Ces quelques exemples peuvent nous aider à comprendre cette équation. Quand en 1958, l’Etat français en pleine «crise algérienne» a fait appel au général de Gaule, celui-ci, fort de sa légitimité symbolique et de l’hégémonie de la bourgeoise française qu’il représentait, a accepté de diriger une transition de la 4e à la 5e république en passant par un référendum sur une nouvelle constitution qu’il a lui-même établie à la mesure de son pouvoir et de ce qu’il représentait. Il a fallu un mai 68 pour remettre en cause cette légitimité, mais pas la constitution qui est encore en vigueur. Quand Boumedienne, dans un autre contexte, a pris le pouvoir en 1965 en Algérie, il a attendu 1976, le temps de se construire une hégémonie et une légitimité, pour faire passer sa constitution. De même, M. Boudiaf en 1992, dans un autre contexte, avait lui aussi la légitimité symbolique d’engager une refondation de la république, sans préjuger sur le contenu de ce qu’il aurait pu faire. Mais, son ambition romantique et nationaliste l’a emporté en laissant l’Algérie dans la tourmente. C’est cette tradition bonapartiste qui explique le recours au général Zeroual [1995-1999, et avant ministre de la Défense en 1993-1994] par S. Bouteflika dès que la crise a frappé aux portes du pouvoir algérien. Et depuis, les tenants d’une continuité du système cherchent une «personne providence». C’est ce que Gaid Salah semble comprendre en s’appuyant sur la légalité que lui octroie l’actuelle constitution. Voilà pourquoi il ne veut pas sortir de ce cadre. Il se voit peut-être incarnant ce personnage !
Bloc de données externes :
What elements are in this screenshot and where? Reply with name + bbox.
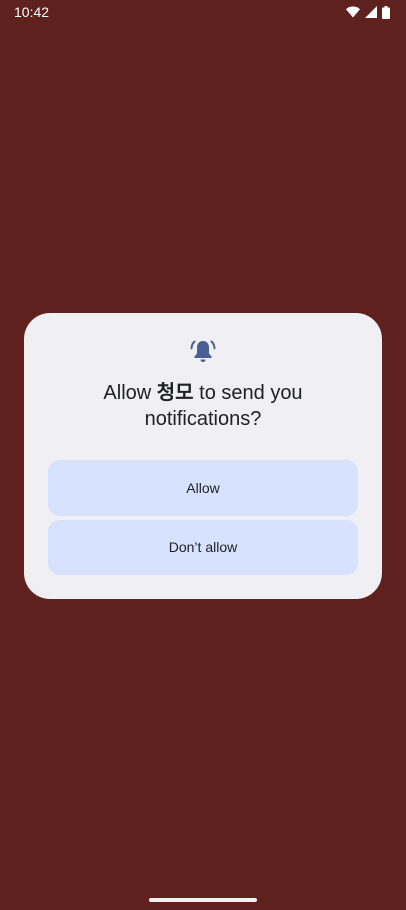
notification-bell-icon [189,337,217,365]
notification-permission-dialog: Allow 청모 to send you notifications? Allo… [24,313,382,599]
cellular-signal-icon [365,6,377,18]
home-indicator[interactable] [149,898,257,902]
dialog-title: Allow 청모 to send you notifications? [48,379,358,432]
app-name: 청모 [156,380,194,404]
status-time: 10:42 [14,4,50,20]
status-icons [346,5,390,19]
wifi-icon [346,6,360,18]
battery-icon [382,5,390,19]
dialog-title-prefix: Allow [103,382,157,404]
dont-allow-button[interactable]: Don’t allow [48,519,358,575]
allow-button[interactable]: Allow [48,460,358,516]
status-bar: 10:42 [0,0,406,24]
• La troisième «perspective» est énoncée par une nébuleuse qui se veut «révolutionnaire»: elle renvoie à une révolution abstraite, éloignée de tout agenda et calendrier politiques, car elle considère que «les conditions ne sont pas réunies pour une rupture». Elle refuse donc de s’engager sur le terrain difficile devant faire les comptes avec situation politique concrète. Elle relève donc d’une pensée qui est condamnée à tourner sans cesse autour du problème (de la rupture) sans l’aborder.
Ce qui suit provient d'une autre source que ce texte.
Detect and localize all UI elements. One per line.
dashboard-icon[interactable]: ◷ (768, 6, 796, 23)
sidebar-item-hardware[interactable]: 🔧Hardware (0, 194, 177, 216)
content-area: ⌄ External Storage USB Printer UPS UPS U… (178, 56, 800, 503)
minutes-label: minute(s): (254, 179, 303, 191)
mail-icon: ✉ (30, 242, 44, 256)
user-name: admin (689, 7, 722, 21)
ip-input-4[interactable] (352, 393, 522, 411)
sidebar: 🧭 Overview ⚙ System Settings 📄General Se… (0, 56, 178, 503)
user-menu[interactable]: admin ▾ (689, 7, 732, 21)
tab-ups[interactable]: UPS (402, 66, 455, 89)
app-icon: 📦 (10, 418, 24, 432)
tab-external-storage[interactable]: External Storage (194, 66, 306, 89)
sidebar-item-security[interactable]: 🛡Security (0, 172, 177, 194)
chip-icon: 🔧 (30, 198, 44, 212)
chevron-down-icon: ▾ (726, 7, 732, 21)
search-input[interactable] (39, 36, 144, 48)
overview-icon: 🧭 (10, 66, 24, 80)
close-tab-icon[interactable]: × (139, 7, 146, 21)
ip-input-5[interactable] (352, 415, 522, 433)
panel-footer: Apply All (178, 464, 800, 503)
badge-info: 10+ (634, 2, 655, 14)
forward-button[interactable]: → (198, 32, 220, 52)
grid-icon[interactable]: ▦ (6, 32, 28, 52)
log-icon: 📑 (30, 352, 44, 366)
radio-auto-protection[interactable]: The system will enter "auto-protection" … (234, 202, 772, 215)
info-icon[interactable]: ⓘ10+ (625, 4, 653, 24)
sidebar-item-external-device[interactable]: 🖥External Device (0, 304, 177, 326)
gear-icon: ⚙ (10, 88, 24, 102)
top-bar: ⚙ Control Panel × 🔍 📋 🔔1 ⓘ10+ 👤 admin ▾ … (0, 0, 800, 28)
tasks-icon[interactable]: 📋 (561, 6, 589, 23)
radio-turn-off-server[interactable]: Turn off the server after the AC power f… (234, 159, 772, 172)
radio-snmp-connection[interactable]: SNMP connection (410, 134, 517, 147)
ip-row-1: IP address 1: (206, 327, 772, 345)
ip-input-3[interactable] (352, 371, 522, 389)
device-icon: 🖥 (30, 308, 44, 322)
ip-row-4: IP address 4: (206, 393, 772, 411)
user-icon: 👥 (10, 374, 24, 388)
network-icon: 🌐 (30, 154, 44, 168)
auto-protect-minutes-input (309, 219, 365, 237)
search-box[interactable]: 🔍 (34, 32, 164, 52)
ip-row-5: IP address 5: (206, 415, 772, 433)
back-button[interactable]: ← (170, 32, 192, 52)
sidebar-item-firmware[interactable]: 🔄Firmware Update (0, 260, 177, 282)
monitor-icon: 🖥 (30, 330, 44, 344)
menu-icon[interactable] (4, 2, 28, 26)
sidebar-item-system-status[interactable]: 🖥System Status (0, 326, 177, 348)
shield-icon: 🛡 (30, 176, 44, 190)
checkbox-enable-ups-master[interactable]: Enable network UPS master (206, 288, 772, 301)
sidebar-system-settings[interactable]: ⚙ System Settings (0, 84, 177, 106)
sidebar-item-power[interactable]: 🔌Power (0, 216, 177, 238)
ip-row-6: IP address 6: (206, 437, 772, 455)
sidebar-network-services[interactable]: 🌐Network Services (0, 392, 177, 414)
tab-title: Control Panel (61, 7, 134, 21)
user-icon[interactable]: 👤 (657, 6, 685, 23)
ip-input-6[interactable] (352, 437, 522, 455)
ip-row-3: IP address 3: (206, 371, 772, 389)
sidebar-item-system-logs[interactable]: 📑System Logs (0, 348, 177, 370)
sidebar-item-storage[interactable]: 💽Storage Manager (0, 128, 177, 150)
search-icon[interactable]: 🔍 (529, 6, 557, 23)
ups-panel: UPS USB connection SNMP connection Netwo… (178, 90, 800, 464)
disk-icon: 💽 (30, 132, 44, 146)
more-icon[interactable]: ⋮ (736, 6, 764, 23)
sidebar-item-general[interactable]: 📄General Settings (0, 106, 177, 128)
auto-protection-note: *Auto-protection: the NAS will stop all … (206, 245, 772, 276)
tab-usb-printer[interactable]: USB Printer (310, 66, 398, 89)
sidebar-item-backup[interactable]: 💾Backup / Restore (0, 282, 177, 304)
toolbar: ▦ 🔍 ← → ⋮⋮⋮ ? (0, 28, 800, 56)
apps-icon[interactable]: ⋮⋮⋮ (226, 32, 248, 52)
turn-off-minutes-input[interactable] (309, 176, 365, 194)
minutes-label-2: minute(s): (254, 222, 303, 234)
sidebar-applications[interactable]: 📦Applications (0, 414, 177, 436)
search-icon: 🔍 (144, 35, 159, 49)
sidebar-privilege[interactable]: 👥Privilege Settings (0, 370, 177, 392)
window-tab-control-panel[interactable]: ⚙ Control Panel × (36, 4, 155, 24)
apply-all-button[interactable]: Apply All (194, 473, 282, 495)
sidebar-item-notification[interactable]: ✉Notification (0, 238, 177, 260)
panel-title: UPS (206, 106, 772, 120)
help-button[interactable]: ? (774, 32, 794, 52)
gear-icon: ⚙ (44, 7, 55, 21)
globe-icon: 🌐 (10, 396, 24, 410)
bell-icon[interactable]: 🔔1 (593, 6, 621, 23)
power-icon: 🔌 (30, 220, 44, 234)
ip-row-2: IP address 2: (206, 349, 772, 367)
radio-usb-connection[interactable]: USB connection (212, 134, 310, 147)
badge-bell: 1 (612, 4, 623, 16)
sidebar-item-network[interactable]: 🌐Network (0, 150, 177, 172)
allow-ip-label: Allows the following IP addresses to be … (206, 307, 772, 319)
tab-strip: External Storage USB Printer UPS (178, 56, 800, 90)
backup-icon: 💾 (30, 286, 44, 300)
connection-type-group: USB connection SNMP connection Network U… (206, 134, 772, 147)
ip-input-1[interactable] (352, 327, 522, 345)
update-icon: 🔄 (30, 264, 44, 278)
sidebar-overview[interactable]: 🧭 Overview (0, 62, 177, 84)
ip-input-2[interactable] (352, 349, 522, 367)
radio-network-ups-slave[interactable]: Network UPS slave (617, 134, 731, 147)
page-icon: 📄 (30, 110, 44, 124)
Le refus de l’échéance du 4 juillet sans offrir de perspective réalisable dans des échéances raisonnables place le mouvement dans un contexte de vide politique et institutionnel. Les protagonistes qui refusent la solution constituante s’allient objectivement pour laisser la place à Gaid Salah qui se prépare à combler ce vide!
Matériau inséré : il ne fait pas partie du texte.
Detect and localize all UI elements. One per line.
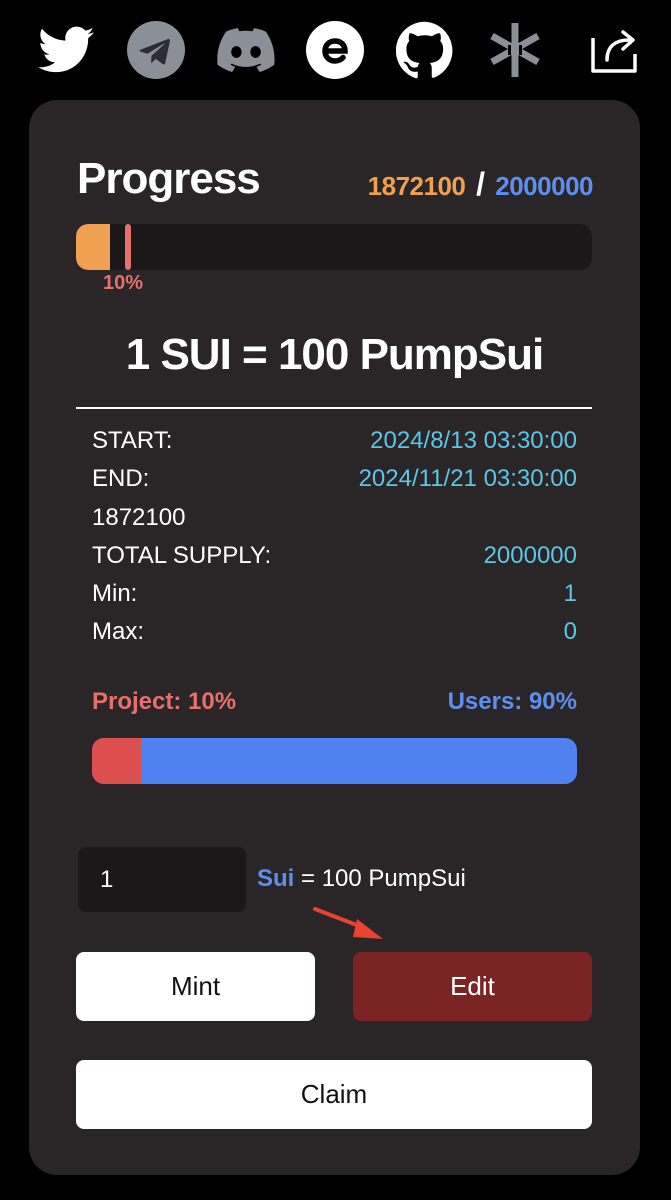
progress-total: 2000000 [495, 171, 593, 201]
conversion-unit: Sui [257, 865, 295, 892]
github-icon[interactable] [395, 20, 455, 80]
claim-button[interactable]: Claim [76, 1060, 592, 1129]
progress-marker [125, 224, 131, 270]
start-row: START: 2024/8/13 03:30:00 [92, 427, 577, 463]
progress-bar [76, 224, 592, 270]
total-supply-value: 2000000 [483, 542, 577, 569]
minted-value: 1872100 [92, 504, 186, 531]
conversion-result: = 100 PumpSui [294, 865, 466, 892]
share-icon[interactable] [585, 20, 645, 80]
allocation-project-segment [92, 738, 141, 784]
social-bar [0, 0, 671, 100]
total-supply-row: TOTAL SUPPLY: 2000000 [92, 542, 577, 578]
min-row: Min: 1 [92, 580, 577, 616]
total-supply-label: TOTAL SUPPLY: [92, 542, 272, 569]
mint-button[interactable]: Mint [76, 952, 315, 1021]
divider [76, 407, 592, 409]
project-allocation-label: Project: 10% [92, 688, 237, 715]
progress-fill [76, 224, 110, 270]
end-row: END: 2024/11/21 03:30:00 [92, 465, 577, 501]
mint-card: Progress 1872100 / 2000000 10% 1 SUI = 1… [29, 100, 640, 1175]
max-value: 0 [563, 618, 577, 645]
progress-title: Progress [77, 154, 261, 203]
end-label: END: [92, 465, 150, 492]
allocation-bar [92, 738, 577, 784]
max-label: Max: [92, 618, 145, 645]
start-label: START: [92, 427, 173, 454]
twitter-icon[interactable] [36, 20, 96, 80]
annotation-arrow-icon [313, 907, 383, 939]
progress-current: 1872100 [367, 171, 466, 201]
end-value: 2024/11/21 03:30:00 [358, 465, 577, 492]
progress-marker-label: 10% [103, 272, 144, 294]
users-allocation-label: Users: 90% [447, 688, 577, 715]
discord-icon[interactable] [216, 20, 276, 80]
start-value: 2024/8/13 03:30:00 [370, 427, 577, 454]
progress-count: 1872100 / 2000000 [367, 166, 594, 203]
amount-input[interactable] [78, 847, 246, 912]
telegram-icon[interactable] [126, 20, 186, 80]
conversion-text: Sui = 100 PumpSui [257, 865, 466, 893]
min-value: 1 [563, 580, 577, 607]
minted-row: 1872100 [92, 504, 577, 540]
edit-button[interactable]: Edit [353, 952, 592, 1021]
min-label: Min: [92, 580, 138, 607]
progress-separator: / [476, 166, 485, 202]
asterisk-icon[interactable] [485, 20, 545, 80]
e-icon[interactable] [305, 20, 365, 80]
exchange-rate: 1 SUI = 100 PumpSui [125, 330, 545, 379]
max-row: Max: 0 [92, 618, 577, 654]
La bataille constitutionnelle n’est pas suffisante.
L’enjeu est de taille. Il est désormais impératif d’accompagner cette nouvelle Algérie née du 22 février, d’être à la hauteur de ces moments exceptionnels dans l’histoire d’un pays. Il ne s’agit pas d’une simple impasse juridique et constitutionnelle. Quelle que soit l’issue immédiate, la voie de l’émancipation est désormais ouverte. Il faut l’occuper avant sa fermeture.
Il ne s’agit pas toutefois de partir d’une critique ou d’un programme révolutionnaire en dehors du temps et de l’histoire réelle. Il s’agit de partir des contradictions introduites par le mouvement lui-même.
La nécessité de recourir à l’assemblée constituante souveraine n’est pas, de ce point de vue, un simple subterfuge tactique. Elle est fondamentale et de l’ordre stratégique pour les travailleurs, les démunis, c’est-à-dire la majorité des peuples pour accéder à leur émancipation et à la défense de leurs projets d’une manière libre et démocratique. Car, c’est dans ces moments historiques de grande mobilisation qu’une avancée réellement démocratique peut être imposée aux dominants et aux régimes autoritaires. C’est pour cette raison que les défenseurs de la minorité oligarchique refusent cette voie.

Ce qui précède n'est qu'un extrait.